H(2)O(2) produced in plant cells plays a dual role. In addition to its antimicrobial effect, it also acts as a secondary messenger initiating and modulating responses of plants exposed to unfavorable external signals. A suspension culture of Rubia tinctorum cells challenged with elicitors was used as a model system to investigate H(2)O(2) formation. Cellular H(2)O(2) was measured by a modified titanium(IV) method, while that in the medium was detected with scopoletin fluorescence. Localization of H(2)O(2) production at the ultrastructural level was carried out by the CeCl(3) reaction. A fungal elicitor induced H(2)O(2) production with transient maxima, the first of which appeared 4 min after treatment. Three subsequent maxima appeared in the cells up to 48 h after treatment. Exposure of cells to exogenous jasmonic acid and salicylic acid also changed the H(2)O(2) concentration maxima over 48 h; however, their timing was slightly shifted. Fungal-elicitor, jasmonic acid, and salicylic acid treatments had different effects on the H(2)O(2) concentration in the medium.
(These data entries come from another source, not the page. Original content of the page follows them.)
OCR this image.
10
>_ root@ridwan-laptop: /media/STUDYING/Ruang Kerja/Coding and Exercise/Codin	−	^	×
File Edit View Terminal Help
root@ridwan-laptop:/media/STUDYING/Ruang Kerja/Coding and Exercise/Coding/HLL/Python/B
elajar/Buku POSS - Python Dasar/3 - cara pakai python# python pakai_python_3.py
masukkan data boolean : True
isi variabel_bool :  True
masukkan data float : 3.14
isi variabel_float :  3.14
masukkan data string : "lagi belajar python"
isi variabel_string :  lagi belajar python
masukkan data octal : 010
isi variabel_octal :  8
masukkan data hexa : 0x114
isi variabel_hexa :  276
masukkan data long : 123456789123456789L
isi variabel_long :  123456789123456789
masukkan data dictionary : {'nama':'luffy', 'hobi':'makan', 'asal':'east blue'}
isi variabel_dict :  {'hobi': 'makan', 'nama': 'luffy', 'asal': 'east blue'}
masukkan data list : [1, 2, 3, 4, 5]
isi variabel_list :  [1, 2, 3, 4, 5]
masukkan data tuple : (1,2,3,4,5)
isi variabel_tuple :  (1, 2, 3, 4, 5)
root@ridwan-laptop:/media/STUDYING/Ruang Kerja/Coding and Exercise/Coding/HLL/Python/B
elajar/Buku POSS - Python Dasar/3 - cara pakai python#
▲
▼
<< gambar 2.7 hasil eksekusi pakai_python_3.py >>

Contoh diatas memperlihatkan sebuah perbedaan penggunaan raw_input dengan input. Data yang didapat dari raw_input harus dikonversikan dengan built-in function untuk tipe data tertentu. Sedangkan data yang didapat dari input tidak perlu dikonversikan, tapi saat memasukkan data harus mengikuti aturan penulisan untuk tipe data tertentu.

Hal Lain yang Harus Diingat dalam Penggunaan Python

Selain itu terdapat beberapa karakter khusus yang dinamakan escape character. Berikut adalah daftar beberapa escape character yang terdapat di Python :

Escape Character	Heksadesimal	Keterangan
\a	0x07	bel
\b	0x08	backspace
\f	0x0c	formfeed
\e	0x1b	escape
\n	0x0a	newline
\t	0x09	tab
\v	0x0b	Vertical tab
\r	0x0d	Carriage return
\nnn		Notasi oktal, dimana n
Ultrastructural investigations revealed that electron-dense precipitates were present at the plasmalemma and in some nearby vesicular cytoplasmic structures 30 min after treatment. Later samples showed cytochemical-precipitate accumulation in the cell walls. These deposits appeared to be local and independent of the direction of the external signal. We could not detect the presence of H(2)O(2) in peroxisomes, mitochondria, plastids, or the central vacuolar space. Electron energy loss spectroscopy investigations distinguished between the cerium-containing precipitates and other electrondense particles, thereby proving that H(2)O(2) generation occurs locally.